I have four laptops for various uses. Yes, I can hear the fans on most of them. Maybe hardly the MacBook Pro (too new, haven't used it much). One "cool" (pardon the pun) thing is on some notebooks, you can set in BIOS to have the fan run in quiet mode, or in my case, "always on" -- I prefer a constant, low noise rather than intermittent Hoover sound effects. Not surpisingly, this is on another bargain basement laptop, this one a Campaq CQ56.
I've already received some good leads here, and intend to research them.
Sorry, I didn't mean to offend with the "cheap" comment about the PowerSpec.
I too have owned a couple of these machines from Microcenter as they typically give you more for your money. I discovered that the down side was they didn't really pay much attention to noise. The fans typically run fairly fast and noisy. I had one and when it got really old and not worth upgrading, I gave it to charity (after clearing everything!!) and then bought an inexpensive Dell 530 (I think), also from Microcenter. It was noticeably quieter under normal use. The fan would only kick in if there was an unusually heavy load on it.
There is a certain appeal though to making a small low-power music server with zero moving parts.

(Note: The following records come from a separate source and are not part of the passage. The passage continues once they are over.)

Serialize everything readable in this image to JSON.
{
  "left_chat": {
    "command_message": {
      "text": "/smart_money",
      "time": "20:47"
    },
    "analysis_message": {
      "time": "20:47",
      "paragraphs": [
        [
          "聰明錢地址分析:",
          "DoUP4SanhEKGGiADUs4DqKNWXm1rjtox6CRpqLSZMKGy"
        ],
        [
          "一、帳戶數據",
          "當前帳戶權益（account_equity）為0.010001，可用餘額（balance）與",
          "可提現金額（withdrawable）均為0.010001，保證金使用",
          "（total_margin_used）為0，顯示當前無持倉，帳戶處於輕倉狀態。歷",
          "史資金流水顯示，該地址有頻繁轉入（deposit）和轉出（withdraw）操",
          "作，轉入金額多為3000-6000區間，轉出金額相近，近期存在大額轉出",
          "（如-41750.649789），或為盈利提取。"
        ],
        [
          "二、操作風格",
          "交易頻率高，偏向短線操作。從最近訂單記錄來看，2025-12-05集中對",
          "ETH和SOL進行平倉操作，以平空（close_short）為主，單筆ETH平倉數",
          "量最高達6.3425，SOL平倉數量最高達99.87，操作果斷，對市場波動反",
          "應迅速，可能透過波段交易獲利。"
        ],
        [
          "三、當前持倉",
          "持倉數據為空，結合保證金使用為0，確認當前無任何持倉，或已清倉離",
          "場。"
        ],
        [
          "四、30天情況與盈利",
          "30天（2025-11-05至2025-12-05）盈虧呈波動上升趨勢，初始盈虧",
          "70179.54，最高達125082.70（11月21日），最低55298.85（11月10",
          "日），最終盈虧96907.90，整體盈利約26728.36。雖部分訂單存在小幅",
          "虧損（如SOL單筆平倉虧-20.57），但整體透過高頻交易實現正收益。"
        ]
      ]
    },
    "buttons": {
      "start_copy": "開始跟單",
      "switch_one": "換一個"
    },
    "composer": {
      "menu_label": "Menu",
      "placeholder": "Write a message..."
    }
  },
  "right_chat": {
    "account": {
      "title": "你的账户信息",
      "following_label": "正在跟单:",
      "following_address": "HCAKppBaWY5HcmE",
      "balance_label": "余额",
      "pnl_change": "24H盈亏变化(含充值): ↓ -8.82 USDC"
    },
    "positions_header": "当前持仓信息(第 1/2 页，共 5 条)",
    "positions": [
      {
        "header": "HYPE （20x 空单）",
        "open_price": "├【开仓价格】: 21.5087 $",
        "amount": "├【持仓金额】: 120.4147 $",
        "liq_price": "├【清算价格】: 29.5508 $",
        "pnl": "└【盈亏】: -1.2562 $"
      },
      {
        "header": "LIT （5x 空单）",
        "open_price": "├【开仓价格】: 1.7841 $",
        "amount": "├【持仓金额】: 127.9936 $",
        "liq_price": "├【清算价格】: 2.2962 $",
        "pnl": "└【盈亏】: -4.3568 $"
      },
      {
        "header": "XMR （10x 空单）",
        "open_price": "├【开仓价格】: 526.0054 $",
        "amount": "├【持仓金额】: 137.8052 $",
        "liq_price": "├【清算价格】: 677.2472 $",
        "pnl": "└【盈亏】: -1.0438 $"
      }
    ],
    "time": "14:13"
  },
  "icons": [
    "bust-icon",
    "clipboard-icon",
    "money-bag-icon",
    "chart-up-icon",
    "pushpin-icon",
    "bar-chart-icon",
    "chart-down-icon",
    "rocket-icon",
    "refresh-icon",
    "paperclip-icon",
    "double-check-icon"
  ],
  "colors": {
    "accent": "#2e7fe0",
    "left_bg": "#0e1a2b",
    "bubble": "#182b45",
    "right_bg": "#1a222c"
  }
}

Best regards and have fun!
No offense taken with "cheap." Heck, I am glad there are those of you who buy quality new stuff and when you tire of it, the Brahmin sell it on the used market to us, the nightsoil-porters [grin]. I doubt I'd have ever bought Stax headphones new, for example.

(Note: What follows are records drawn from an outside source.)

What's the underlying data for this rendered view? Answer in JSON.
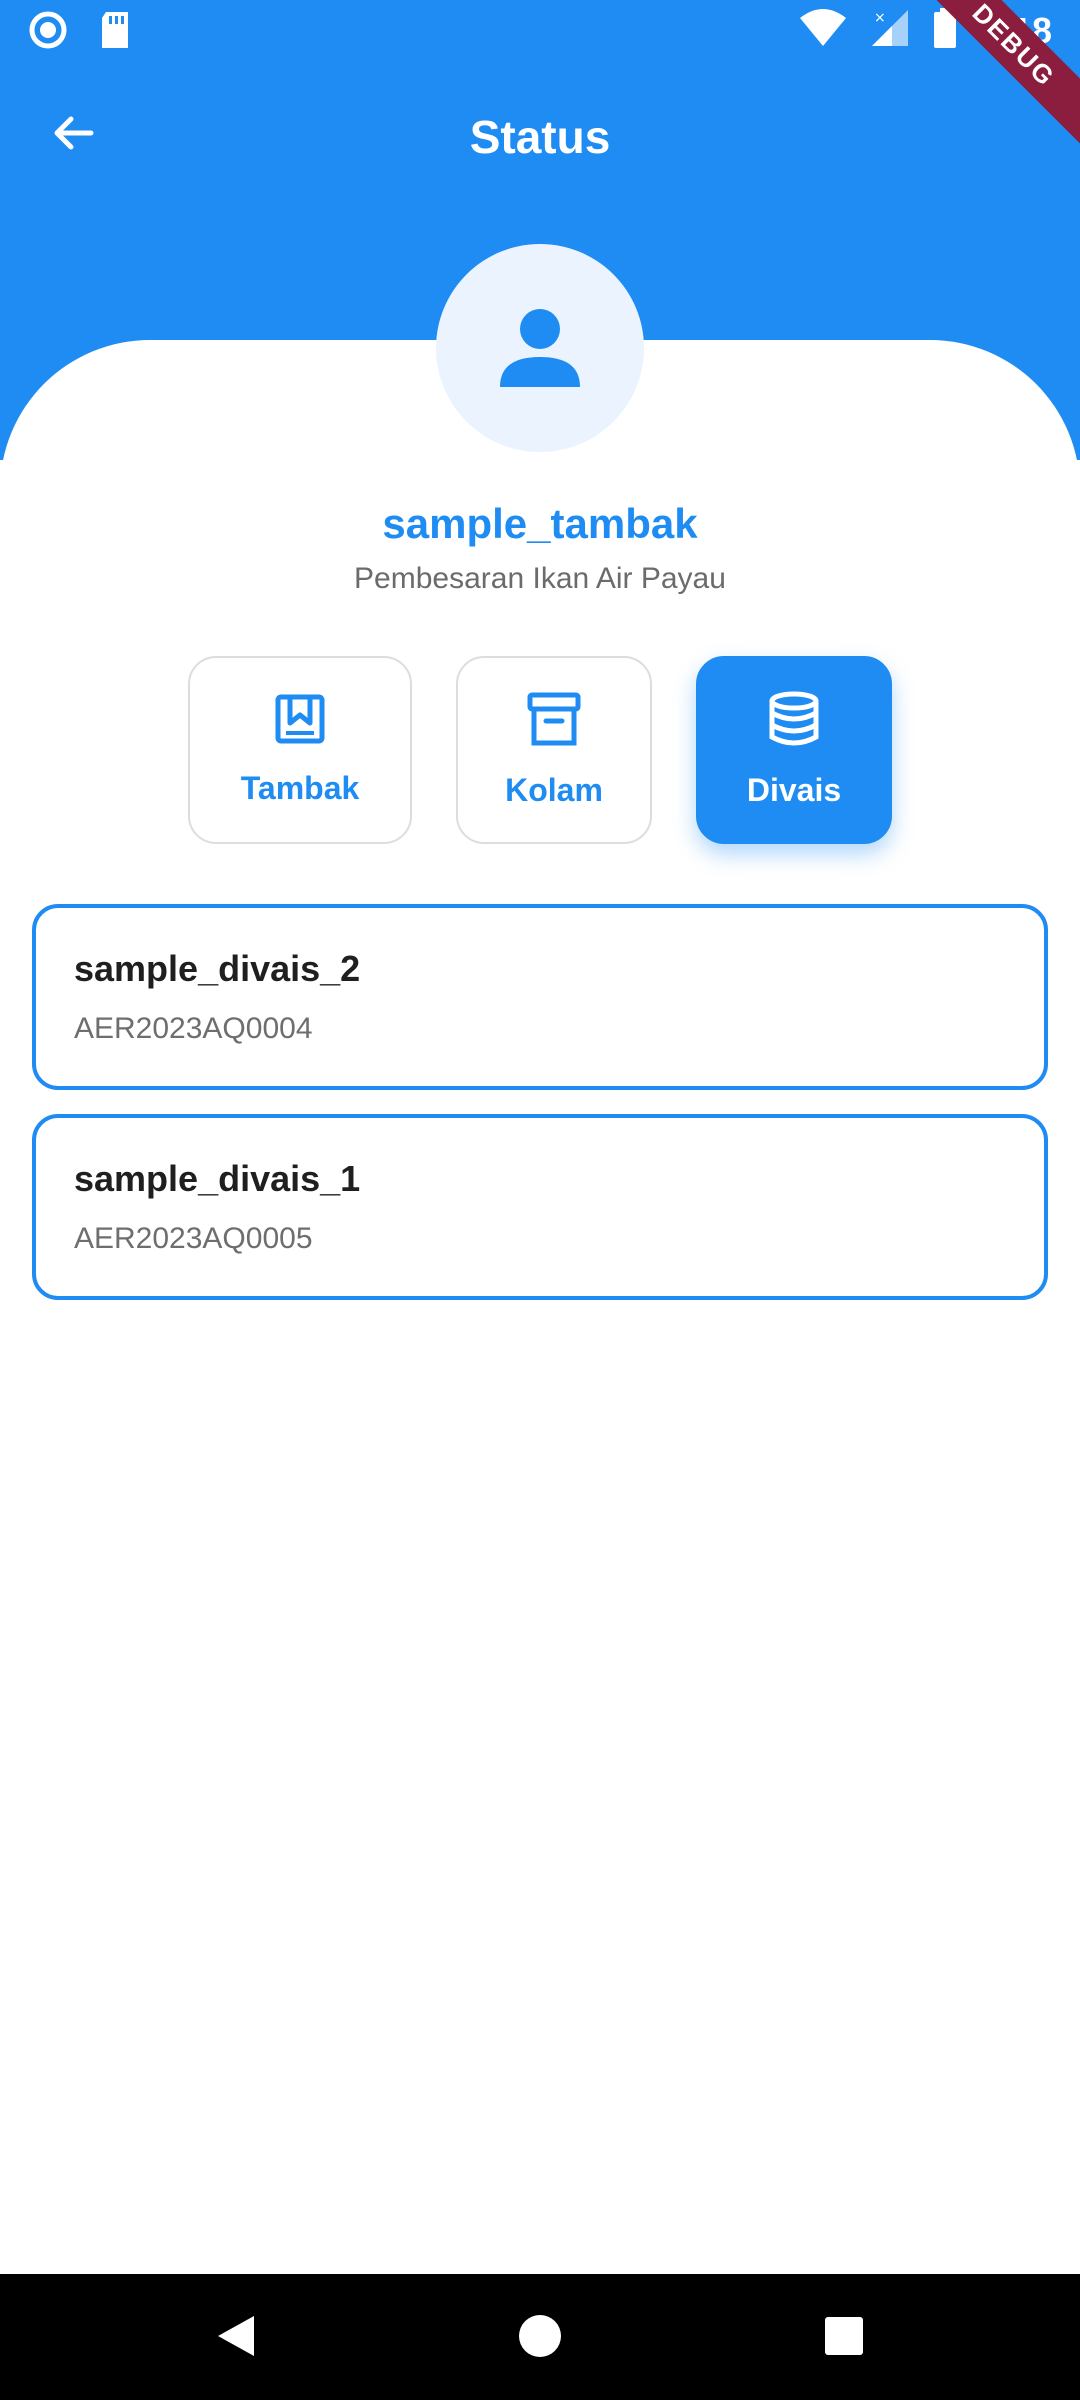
{
  "status_bar": {
    "time": "8:18",
    "icons": [
      "record-icon",
      "sd-card-icon",
      "wifi-icon",
      "signal-icon",
      "battery-icon"
    ]
  },
  "debug_banner": "DEBUG",
  "app_bar": {
    "title": "Status",
    "back_icon": "arrow-left-icon"
  },
  "profile": {
    "avatar_icon": "person-icon",
    "name": "sample_tambak",
    "subtitle": "Pembesaran Ikan Air Payau"
  },
  "tabs": [
    {
      "label": "Tambak",
      "icon": "bookmark-book-icon",
      "active": false
    },
    {
      "label": "Kolam",
      "icon": "archive-box-icon",
      "active": false
    },
    {
      "label": "Divais",
      "icon": "database-icon",
      "active": true
    }
  ],
  "devices": [
    {
      "name": "sample_divais_2",
      "id": "AER2023AQ0004"
    },
    {
      "name": "sample_divais_1",
      "id": "AER2023AQ0005"
    }
  ],
  "colors": {
    "primary": "#1E8CF2",
    "avatar_bg": "#EAF3FE",
    "debug": "#8B1E3F",
    "text_dark": "#1F1F1F",
    "text_muted": "#6E6E6E"
  },
  "nav_bar": {
    "icons": [
      "back-triangle-icon",
      "home-circle-icon",
      "recents-square-icon"
    ]
  }
}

Back to the topic of noisy PCs, such as Power Spec, I never considered noise a factor at the time. This hobby is insidious. Probably, I increased my listening to quieter music (not just loud rock) so silence is now valuable. I was amused, in one of my amp mod threads, a replier mentioned that "I wouldn't hear the fan when the music was playing." Of course, silence can be a part of the musical experience. Just because I live near both an airport and a highway, doesn't mean I need a mini-wind-tunnel going in the middle of the night.
Take a look at www.computeraudiophile.com
In particular look at the C.A.P.S. project.
Hey Soldermizer,
That is an interesting post. FWIW I have followed the cics memory player steps and it produces zero fans and with an ssd, no moving parts. The key is to use a big heat sinc for the cpu, and undervolt and underclock. Once you get there you can remove all the fans even the ones from the 2 psus. Though I use a bit different psus which I hope are better than the 11$ you list.

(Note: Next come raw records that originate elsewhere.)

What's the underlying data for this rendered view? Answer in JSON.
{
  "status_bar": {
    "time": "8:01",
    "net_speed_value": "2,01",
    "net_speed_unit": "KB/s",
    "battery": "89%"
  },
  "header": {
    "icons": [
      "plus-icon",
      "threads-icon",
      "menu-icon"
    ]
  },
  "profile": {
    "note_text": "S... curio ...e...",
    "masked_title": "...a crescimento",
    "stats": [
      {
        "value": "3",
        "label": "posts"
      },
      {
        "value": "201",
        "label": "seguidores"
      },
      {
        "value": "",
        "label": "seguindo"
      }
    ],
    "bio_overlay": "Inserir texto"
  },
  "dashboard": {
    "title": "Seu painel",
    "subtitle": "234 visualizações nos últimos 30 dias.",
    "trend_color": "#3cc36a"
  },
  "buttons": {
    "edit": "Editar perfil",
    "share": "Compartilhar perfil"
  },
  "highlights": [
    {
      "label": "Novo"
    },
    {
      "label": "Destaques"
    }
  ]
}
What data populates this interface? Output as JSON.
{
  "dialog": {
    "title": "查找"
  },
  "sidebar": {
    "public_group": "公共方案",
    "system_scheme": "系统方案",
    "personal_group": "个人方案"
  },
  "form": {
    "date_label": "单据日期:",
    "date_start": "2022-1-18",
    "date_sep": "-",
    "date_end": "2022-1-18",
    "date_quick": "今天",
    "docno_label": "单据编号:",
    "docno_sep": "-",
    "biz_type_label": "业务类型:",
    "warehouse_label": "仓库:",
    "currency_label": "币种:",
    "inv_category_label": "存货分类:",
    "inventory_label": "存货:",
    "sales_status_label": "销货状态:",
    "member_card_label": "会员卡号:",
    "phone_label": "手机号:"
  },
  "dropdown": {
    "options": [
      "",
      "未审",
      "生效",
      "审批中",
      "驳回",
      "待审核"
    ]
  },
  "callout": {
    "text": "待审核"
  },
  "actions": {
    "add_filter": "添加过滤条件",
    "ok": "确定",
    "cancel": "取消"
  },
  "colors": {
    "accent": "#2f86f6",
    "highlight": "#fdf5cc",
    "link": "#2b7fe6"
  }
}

For the squeamish there are fanless ones that are great. I have used this one:
http://www.newegg.com/Product/Product.aspx?Item=N82E16817151099
3 times now. 2wice in the audio computers and once in a standard computer. No issues. Sure you could burn out 10 for the price of one, but I am not a fan of drama.
Anyhow thanks for posting.
Afterwards we discovered faith; it's all you need
It's trivial to put together a completely fanless, completely silent computer built around either an Intel Atom or AMD Fusion CPU. Start with a cpu/motherbaord combo with a passive CPU heatsink, use an efficient picoPSU, place the system in a well-ventilated case. An SSD as the boot drive assures you that the system will have no moving parts, but 2.5" hard drives are all but silent from a few feet away.
to find a laptop that was quiet enough. My soldermizing skills are not likely to work on diminutive hardware (in other words I am highly likely to make a mess of things. Still, i could stick a toothpick into the fan...?) The C.A.P.S. build was interesting but a bit out of my price range. One option I'd like to explore is using the PC similar to (I guess) a squeezebox -- where I would stream music either off the net and/or a local wi-fi server. The first requirement means a Win7 PC as some of the things I listen to are Pandora or other web-browser audio entities.
I'm getting drop-outs on my USB DAC so now I have the perfect excuse to upgrade!